Apple has gotten big lately. Really big. So big that, last summer, it briefly became the highest valued company by market capitalization in the entire world.
It’s no surprise, then, that Gartner’s preliminary semiconductor market data suggests Apple was the world’s top semiconductor buyer in 2011. Apple came out ahead of HP, which was top dog in 2010, and Samsung, which is still in the number-two spot.
Here are the top-five rankings excised from Gartner’s full chart.
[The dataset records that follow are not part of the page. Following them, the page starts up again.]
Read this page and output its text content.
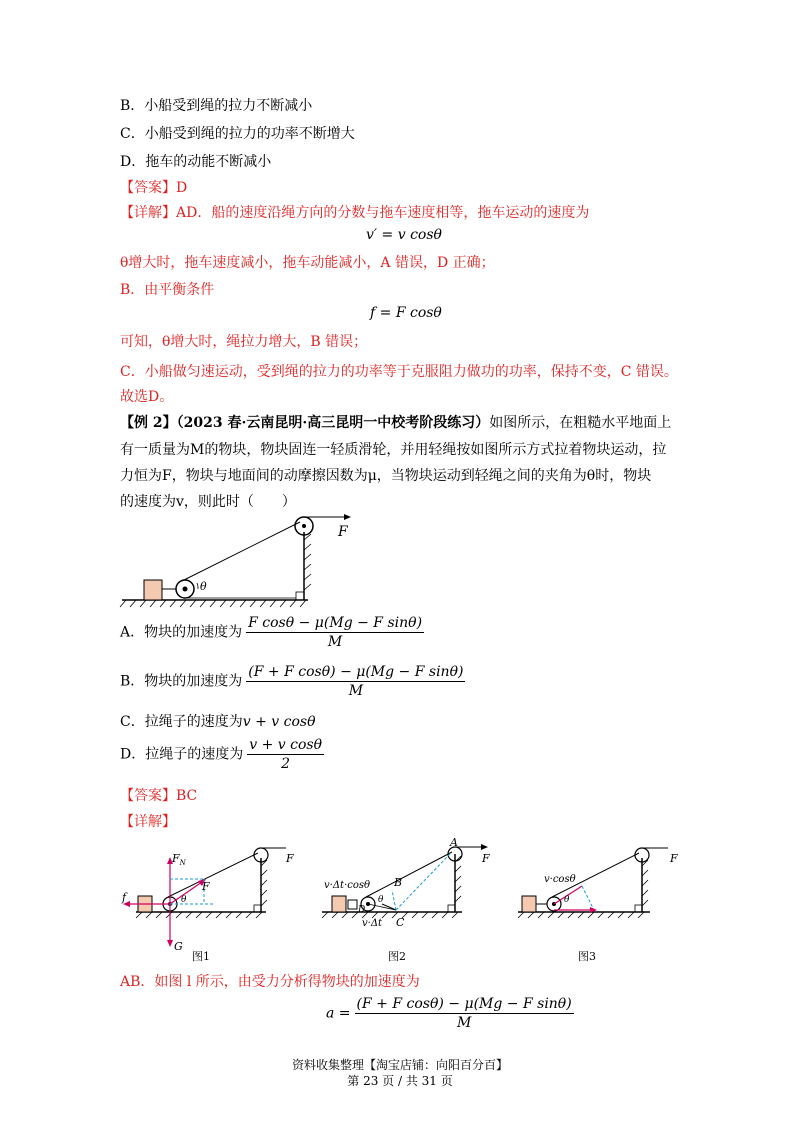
B．小船受到绳的拉力不断减小
C．小船受到绳的拉力的功率不断增大
D．拖车的动能不断减小
【答案】D
【详解】AD．船的速度沿绳方向的分数与拖车速度相等，拖车运动的速度为
v′ = v cosθ
θ增大时，拖车速度减小，拖车动能减小，A 错误，D 正确；
B．由平衡条件
f = F cosθ
可知，θ增大时，绳拉力增大，B 错误；
C．小船做匀速运动，受到绳的拉力的功率等于克服阻力做功的功率，保持不变，C 错误。
故选D。
【例 2】（2023 春·云南昆明·高三昆明一中校考阶段练习）如图所示，在粗糙水平地面上
有一质量为M的物块，物块固连一轻质滑轮，并用轻绳按如图所示方式拉着物块运动，拉
力恒为F，物块与地面间的动摩擦因数为μ，当物块运动到轻绳之间的夹角为θ时，物块
的速度为v，则此时（　　）
F
θ
A．物块的加速度为 $\frac{\text{F cosθ − μ(Mg − F sinθ)}}{M}$
B．物块的加速度为 $\frac{\text{(F + F cosθ) − μ(Mg − F sinθ)}}{M}$
C．拉绳子的速度为v + v cosθ
D．拉绳子的速度为 $\frac{\text{v + v cosθ}}{2}$
【答案】BC
【详解】
$F_N$
f
G
F
θ
F
图1
A
B
C
D
v·Δt·cosθ
v·Δt
θ
F
图2
v·cosθ
θ
F
图3
AB．如图 l 所示，由受力分析得物块的加速度为
$a = \frac{\text{(F + F cosθ) − μ(Mg − F sinθ)}}{M}$
资料收集整理【淘宝店铺：向阳百分百】
第 23 页 / 共 31 页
The monetary figures relate to the "total silicon content in all products designed by a certain electronic equipment manufacturer." Gartner calls this number the design TAM, where TAM is short for total available market.
2010 rank |
2011 rank |
Company | 2010 design TAM |
2011 design TAM |
Growth | Share |
3 | 1 | Apple | $12.8B | $17.3B | 34.6% | 5.7% |
2 | 2 | Samsung Electronics | $15.3B | $16.7B | 9.2% | 5.5% |
1 | 3 | HP | $17.6B | $16.6B | -5.5% | 5.5% |
5 | 4 | Dell | $10.5B | $9.8B | -6.7% | 3.2% |
4 | 5 | Nokia* | $11.3B | $9.0B | -20.1% | 3.0% |
Gartner attributes Apple’s surge to its still-growing presence in the smartphone market, booming iPad sales, and the MacBook Air, which "enabled Apple to increase semiconductor chip demand even in its PC business." Other PC vendors purportedly decreased their demand because of shrinking memory prices. (Remember, Gartner is looking at money spent, not units, so cheaper memory means lower numbers.)